As anyone who has worked closely with John Hood will tell you, he harbours an intense work ethic, a deeply held Utopian view of the role of universities in successful societies, and can be the most cantankerous bully you'll ever meet.

He also enjoys an atmosphere of catastrophe averted. As a result, he gets a lot of hard things done. Walk today around the Grafton campus at Auckland, where Hood took charge just a decade ago, and observe the change to New Zealand's foremost seat of learning.

The physical monuments to his vision are most evident in the spanking new Owen Glenn Business School and the Kate Edger Commons, the latter an early Hood project that demonstrated an underlying passion for the quality of the student environment.

Less tangible, and more importantly, The University of Auckland - Hood had a deep objection to people calling it "Auckland University" - is the country's best by a country mile, with funding both private and public locked in at levels that would make any other university in the country weep. It rates in the top 100 universities in the world, despite funding per student that would be laughed at in Melbourne or Hong Kong, let alone Oxford or Harvard.

In the same vein was Hood's foray into New Zealand politics, with the 2001 and 2003 "Catching the Knowledge Wave" conferences. The first was a sincere and semi-successful attempt to shake New Zealanders into thinking about how investing in knowledge could transform the country's future; the second a naked bid to embarrass Prime Minister Helen Clark into adopting rather than talking about an "economic transformation" agenda.

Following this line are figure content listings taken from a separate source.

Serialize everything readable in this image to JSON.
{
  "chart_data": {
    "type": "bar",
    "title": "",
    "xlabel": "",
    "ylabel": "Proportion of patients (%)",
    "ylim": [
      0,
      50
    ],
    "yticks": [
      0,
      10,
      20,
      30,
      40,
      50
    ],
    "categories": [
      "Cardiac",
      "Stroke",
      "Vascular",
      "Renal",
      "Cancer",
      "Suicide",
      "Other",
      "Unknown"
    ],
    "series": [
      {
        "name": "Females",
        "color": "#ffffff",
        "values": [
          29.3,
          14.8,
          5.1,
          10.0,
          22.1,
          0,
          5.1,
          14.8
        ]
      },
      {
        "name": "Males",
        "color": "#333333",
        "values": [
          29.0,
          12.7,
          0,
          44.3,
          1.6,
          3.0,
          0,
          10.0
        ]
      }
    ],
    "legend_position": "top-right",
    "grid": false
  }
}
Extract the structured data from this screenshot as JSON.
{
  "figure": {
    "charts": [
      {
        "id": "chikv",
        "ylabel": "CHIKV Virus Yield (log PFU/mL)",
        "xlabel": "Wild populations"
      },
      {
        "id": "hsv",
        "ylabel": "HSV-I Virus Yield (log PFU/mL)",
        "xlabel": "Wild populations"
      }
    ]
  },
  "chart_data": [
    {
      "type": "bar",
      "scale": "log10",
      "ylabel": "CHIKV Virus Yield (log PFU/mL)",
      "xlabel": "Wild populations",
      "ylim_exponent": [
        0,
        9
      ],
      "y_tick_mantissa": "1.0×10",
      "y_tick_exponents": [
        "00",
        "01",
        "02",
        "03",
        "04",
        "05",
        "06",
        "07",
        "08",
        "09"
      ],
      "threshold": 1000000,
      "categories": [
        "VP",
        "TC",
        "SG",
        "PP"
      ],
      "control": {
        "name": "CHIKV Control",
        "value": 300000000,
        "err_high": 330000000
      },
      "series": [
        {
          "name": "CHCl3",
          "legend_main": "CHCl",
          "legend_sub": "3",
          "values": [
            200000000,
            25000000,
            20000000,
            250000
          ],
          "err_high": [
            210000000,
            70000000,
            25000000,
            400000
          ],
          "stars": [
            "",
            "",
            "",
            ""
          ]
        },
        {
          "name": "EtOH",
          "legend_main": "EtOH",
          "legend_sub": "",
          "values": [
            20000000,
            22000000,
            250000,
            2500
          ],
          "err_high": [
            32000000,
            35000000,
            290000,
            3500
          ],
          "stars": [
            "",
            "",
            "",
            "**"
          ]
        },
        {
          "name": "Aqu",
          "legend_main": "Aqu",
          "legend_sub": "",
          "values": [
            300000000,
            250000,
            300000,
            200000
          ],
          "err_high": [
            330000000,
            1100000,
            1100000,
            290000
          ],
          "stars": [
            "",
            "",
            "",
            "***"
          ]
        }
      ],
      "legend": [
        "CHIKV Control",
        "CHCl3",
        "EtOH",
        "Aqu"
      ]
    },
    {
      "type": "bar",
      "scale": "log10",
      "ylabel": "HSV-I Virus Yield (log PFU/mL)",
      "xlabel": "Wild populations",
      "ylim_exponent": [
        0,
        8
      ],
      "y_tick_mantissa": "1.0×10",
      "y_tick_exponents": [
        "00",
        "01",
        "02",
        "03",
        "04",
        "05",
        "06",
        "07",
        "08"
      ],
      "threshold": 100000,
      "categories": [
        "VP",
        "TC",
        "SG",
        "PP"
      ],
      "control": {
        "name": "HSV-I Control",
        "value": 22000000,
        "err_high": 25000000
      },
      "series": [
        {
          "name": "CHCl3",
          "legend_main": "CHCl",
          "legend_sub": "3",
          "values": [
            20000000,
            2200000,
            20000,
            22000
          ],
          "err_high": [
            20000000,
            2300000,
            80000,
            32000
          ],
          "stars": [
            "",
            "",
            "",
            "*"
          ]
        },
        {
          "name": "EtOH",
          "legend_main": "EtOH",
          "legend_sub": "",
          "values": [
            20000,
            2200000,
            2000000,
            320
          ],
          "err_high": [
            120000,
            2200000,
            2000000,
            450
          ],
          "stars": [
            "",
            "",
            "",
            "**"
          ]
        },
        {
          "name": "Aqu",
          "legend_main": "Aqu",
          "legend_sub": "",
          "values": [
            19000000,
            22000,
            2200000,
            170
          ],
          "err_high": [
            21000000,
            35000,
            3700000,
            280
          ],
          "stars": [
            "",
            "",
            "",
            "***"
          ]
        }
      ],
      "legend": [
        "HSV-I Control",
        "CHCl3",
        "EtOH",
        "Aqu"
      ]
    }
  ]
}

Meanwhile, he cajoled Ministers to fund the business school, the Performance-Based Research Fund and the Centres of Research of Excellence - from which Auckland today takes by the far the lion's share of benefits. And he wooed wealthy benefactors to kick-start a culture of endowment at Auckland, while building the country's first truly professional alumnus programme. Targeted mailings from the University arrive constantly at the homes of former graduates, many of whom had previously lost all contact with their alma mater.

No wonder, then, that Hood has presided over the Campaign for Oxford, which has raised 770 million pounds in just five years, an incredible sum that kept growing despite last year's global credit crunch.

Not that a thriving university fits with Hood's love of a spot of impending doom. If the future of Oxford were not secured through more of the same, he intoned: "the risk to this University's global standing must be grave; the consequences of that for the UK are, I should think, plain".

Back home, in a very much smaller way, Hood's legacy was to be faintly seen in the low-key release today of Research, Science and Technology Minister Wayne Mapp's discussion paper on reforming some of the funding in his portfolio area.

The proposals were penned, in part, and championned at the highest levels of government, by the Prime Minister’s Chief Science Adviser and Hood confidant during his time at Auckland, Professor Peter Gluckman.

Gluckman's mana is unimpeachable. He has shown that New Zealand research academics can straddle the complex world of leading ground-breaking, high value research of global significance with commercial potential; while attracting, keeping and building new funding; and contributing deeply to the policy processes that make universities and societies successful.

As a child of the Knowledge Wave generation, it is very positive that John Key has anointed Gluckman to a practical role that seeks a New Zealand making the most of its opportunities for global leadership and wealth creation based on knowledge and cleverness.

Today's report also starts to answer the question that had been nagging those of us who were straining to see any evidence that the sixth and most important of Key's economic agenda items - innovation - was getting a look in at all.

Disclosure: Pattrick Smellie worked in the communications team on the 2001 and 2003 Knowledge Wave conferences.